While volume is drying up in most other markets, oil traders are getting new life. Another impressive run in oil as WTI (NYMEX:CLN14) hit a three month high as improving global economic data in China, Japan and U.S. economic data raised expectations for more energy demand against a backdrop of market rumors. Sinking supply in Cushing, Okla., is giving WTI a lift over Brent (NYMEX:SCN14).
RT News reported that Russia says NATO's actions are provocative and is taking measures to balance the shift in military power. "We can't take this military buildup by the alliance next to Russia's borders as anything but a demonstration of hostile intention. The deployment of extra NATO troops in Central and Eastern Europe, even on a rotational basis" is a violation of Russia's agreements with the alliance, Deputy Foreign Minister Vladimir Titov said Monday. "Of course we won't stand idly and watch the militarization of the countries in our neighborhood and will take all necessary political and military measures to ensure our security," the diplomat told Interfax.

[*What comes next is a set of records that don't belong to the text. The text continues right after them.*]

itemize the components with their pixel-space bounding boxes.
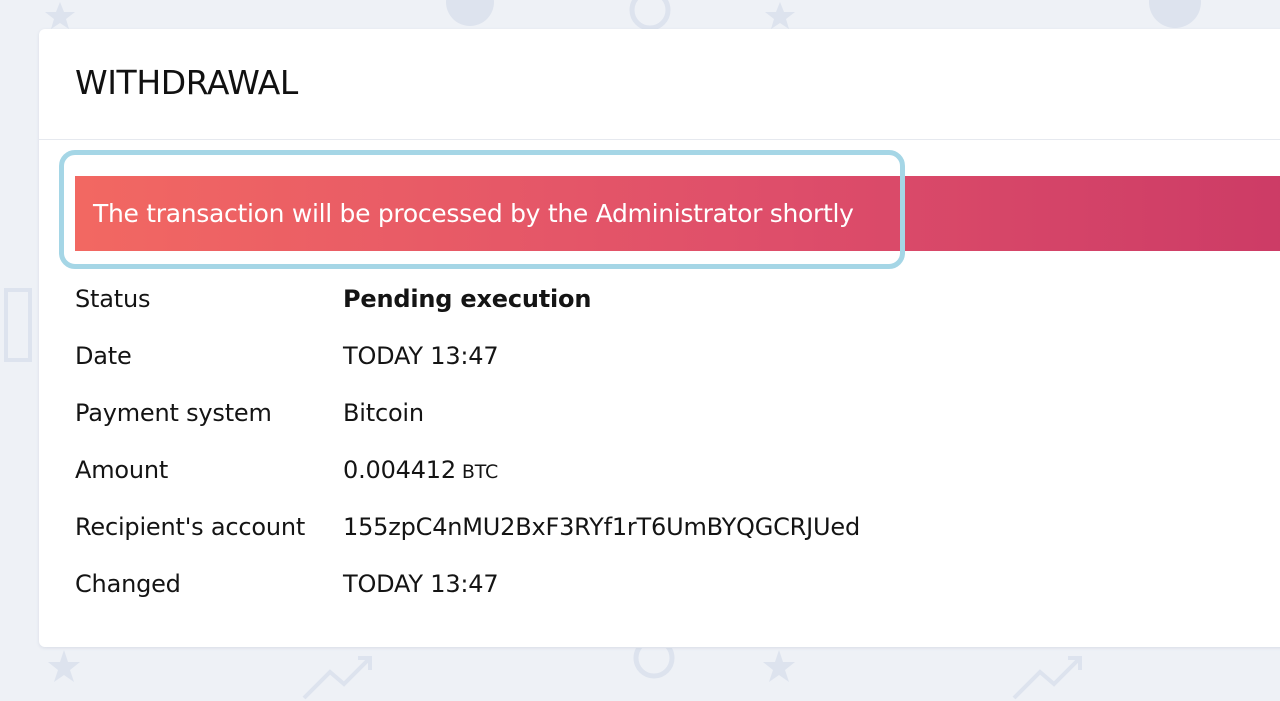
star-icon: [45, 2, 75, 29]
payment-system-value: Bitcoin: [343, 399, 424, 427]
star-icon: [765, 2, 795, 29]
changed-value: TODAY 13:47: [343, 570, 499, 598]
chart-arrow-icon: [1012, 656, 1082, 700]
status-label: Status: [75, 285, 151, 313]
amount-currency: BTC: [461, 461, 499, 483]
recipient-value[interactable]: 155zpC4nMU2BxF3RYf1rT6UmBYQGCRJUed: [343, 507, 860, 547]
amount-label: Amount: [75, 456, 169, 484]
chip-icon: [4, 288, 32, 362]
card-header: WITHDRAWAL: [39, 29, 1280, 140]
changed-label: Changed: [75, 570, 181, 598]
recipient-label: Recipient's account: [75, 513, 306, 541]
page-title: WITHDRAWAL: [75, 63, 298, 102]
amount-value-wrapper: 0.004412 BTC: [343, 450, 498, 492]
star-icon: [48, 650, 80, 682]
status-value: Pending execution: [343, 285, 592, 313]
bitcoin-icon: [629, 0, 671, 30]
detail-row-date: Date TODAY 13:47: [75, 336, 975, 393]
payment-system-label: Payment system: [75, 399, 272, 427]
bitcoin-icon: [1149, 0, 1201, 28]
chart-arrow-icon: [302, 656, 372, 700]
bitcoin-icon: [633, 648, 675, 679]
amount-value: 0.004412: [343, 456, 456, 484]
bitcoin-icon: [446, 0, 494, 26]
detail-row-amount: Amount 0.004412 BTC: [75, 450, 975, 507]
date-label: Date: [75, 342, 132, 370]
transaction-details: Status Pending execution Date TODAY 13:4…: [75, 279, 975, 621]
star-icon: [763, 650, 795, 682]
detail-row-recipient: Recipient's account 155zpC4nMU2BxF3RYf1r…: [75, 507, 975, 564]
detail-row-status: Status Pending execution: [75, 279, 975, 336]
detail-row-payment-system: Payment system Bitcoin: [75, 393, 975, 450]
highlight-frame: [59, 150, 905, 269]
withdrawal-card: WITHDRAWAL The transaction will be proce…: [39, 29, 1280, 647]
detail-row-changed: Changed TODAY 13:47: [75, 564, 975, 621]
date-value: TODAY 13:47: [343, 342, 499, 370]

Yet at the same time Ukraine say that progress is being made in peace talks with Russia. Reuters reported that Ukraine said on Monday it had reached a "mutual understanding" with Moscow on parts of a plan proposed by President Petro Poroshenko for ending violence in the east of the country. Kiev gave no details and Russia did not comment directly but two days of talks, following a brief encounter in France last week that broke the ice between Poroshenko and Russian President Vladimir Putin, have given momentum to peace moves. Maybe the war games were effective?

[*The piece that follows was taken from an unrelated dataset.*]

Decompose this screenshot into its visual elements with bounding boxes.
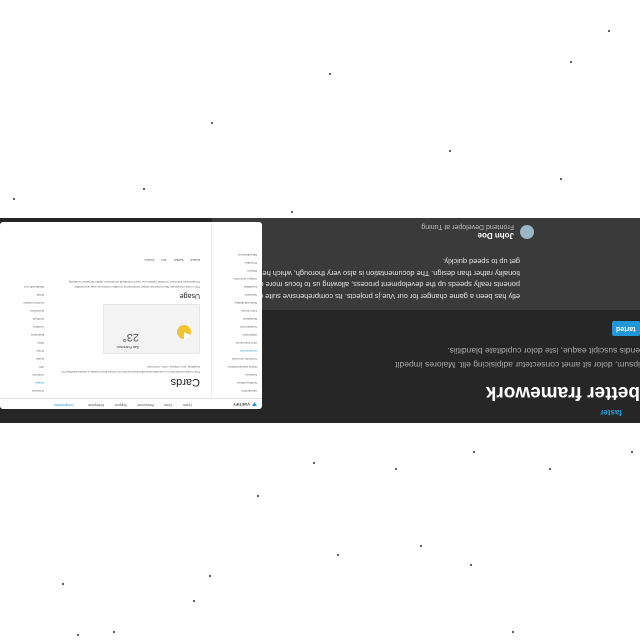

'Yet it is not helping on the natural gas talks. Dow Jones reported that Ukraine and Russia failed to reach a deal to end their long-running dispute over natural-gas prices during late-night talks Monday. So perhaps the possibility of a gas supply cut-off is another reason why oil prices are high. The market has anticipated a deal but at this point the talks go on.
Natural Gas (NYMEX:NGN14) is pulling back a bit as cool weather is weighing on sentiment. The big picture on gas supply is still bullish and it is one reason why natural gas is not breaking harder. Internationally the demand expectations for gas continue to rise. Dow Jones reports that the International Energy Agency says that China's natural gas demand is forecast to nearly double by 2019, offsetting slower growth in Europe and elsewhere, the International Energy Agency said Tuesday in its annual medium-term gas market report.

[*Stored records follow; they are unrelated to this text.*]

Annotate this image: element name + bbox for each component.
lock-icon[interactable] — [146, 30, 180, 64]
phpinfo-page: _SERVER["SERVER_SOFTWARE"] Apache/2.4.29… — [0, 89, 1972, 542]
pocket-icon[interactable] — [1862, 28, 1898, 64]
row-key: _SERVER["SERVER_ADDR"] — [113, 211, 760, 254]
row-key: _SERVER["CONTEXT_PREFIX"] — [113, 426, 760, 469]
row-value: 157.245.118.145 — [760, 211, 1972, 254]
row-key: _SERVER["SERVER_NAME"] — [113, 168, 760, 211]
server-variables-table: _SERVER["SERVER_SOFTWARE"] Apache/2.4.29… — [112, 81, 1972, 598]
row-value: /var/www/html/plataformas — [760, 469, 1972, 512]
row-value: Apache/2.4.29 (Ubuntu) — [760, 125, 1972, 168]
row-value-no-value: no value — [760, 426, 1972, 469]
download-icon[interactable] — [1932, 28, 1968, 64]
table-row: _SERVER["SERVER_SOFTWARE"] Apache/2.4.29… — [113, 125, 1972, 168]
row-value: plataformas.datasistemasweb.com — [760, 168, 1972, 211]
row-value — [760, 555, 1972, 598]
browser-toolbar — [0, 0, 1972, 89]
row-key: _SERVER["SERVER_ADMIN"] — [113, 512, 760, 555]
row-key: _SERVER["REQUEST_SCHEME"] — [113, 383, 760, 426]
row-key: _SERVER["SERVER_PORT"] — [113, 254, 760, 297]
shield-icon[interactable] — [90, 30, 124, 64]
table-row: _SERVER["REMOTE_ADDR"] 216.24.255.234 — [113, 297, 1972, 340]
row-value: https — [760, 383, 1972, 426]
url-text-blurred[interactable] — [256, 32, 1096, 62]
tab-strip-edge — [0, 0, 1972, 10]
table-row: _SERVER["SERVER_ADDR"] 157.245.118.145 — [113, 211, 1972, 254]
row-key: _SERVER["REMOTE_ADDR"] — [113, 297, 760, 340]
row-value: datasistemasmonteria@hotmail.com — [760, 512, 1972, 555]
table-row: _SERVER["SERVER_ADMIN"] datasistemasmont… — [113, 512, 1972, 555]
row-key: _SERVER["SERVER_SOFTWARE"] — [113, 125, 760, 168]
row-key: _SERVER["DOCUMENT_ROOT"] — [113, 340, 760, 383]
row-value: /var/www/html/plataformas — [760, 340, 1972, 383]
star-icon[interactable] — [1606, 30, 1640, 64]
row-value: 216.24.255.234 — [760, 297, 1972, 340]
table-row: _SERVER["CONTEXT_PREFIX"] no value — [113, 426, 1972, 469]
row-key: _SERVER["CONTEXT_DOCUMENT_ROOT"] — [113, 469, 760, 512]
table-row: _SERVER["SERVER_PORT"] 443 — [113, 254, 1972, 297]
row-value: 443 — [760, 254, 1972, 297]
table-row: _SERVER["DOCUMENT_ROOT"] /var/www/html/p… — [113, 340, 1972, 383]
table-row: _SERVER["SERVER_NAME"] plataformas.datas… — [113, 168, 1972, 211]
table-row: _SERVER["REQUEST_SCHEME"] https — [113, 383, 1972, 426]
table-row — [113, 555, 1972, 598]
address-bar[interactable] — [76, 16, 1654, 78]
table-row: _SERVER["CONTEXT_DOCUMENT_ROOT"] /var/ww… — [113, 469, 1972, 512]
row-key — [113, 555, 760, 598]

While the U.S. is delaying Keystone Canada is making other plans. Dow Jones report that Canadian Finance Minister Joe Oliver said failure to find new markets for the country's energy products would have stark economic consequences, signaling that the government is moving toward approving a contested pipeline to transport Alberta crude to the Pacific Coast. It seems that Canada is getting tired of waiting for President Obama.
Platinum hit the highest level since May 27 as strike talks are failing in South Africa. Reuters reports that wage talks between South Africa's AMCU union and major platinum producers were deadlocked on Monday, prompting the mining minister to abandon his mediation role and dashing hopes for an end to a strike that is pushing the economy towards recession.
The five-month strike has halted mines that normally account for 40 percent of global platinum output and has hit wider economic output in Africa's most advanced economy, driving it into contraction in the first quarter of this year. The meeting on Monday was crucial as the government had said it would pull out of its mediation role if a deal was not struck then - and, after the talks ended at an impasse, it duly announced that the mining minister would no longer take part in negotiations.
"No agreement was reached today," Joseph Mathunjwa, president of the Association of Mineworkers and Construction Union (AMCU), told reporters as he left the talks in Pretoria. "AMCU made many concessions. We actually moved twice to make employers move closer to us," he said, but added that the union did not compromise its demand for a 12,500 rand ($1,200) a month basic wage, which excludes allowances. About 70,000 AMCU members downed tools in January at mines run by the world's top three platinum producers - Anglo American Platinum, Impala Platinum and Lonmin - to demand that their basic wages be more than doubled to 12,500 rand ($1,200) a month.
Copper (COMEX:HGN14) is not impressed with China. Dow Jones reports that China's consumer-price index advanced 2.5% year-over-year in May after a 1.8% rise in April. The data points to an improving Chinese economy, but not quite good enough to blunt expectations of further stimulus measures. Since China is the world's top consumer of metals like copper, signs of economic growth there tend to be welcomed by metal traders.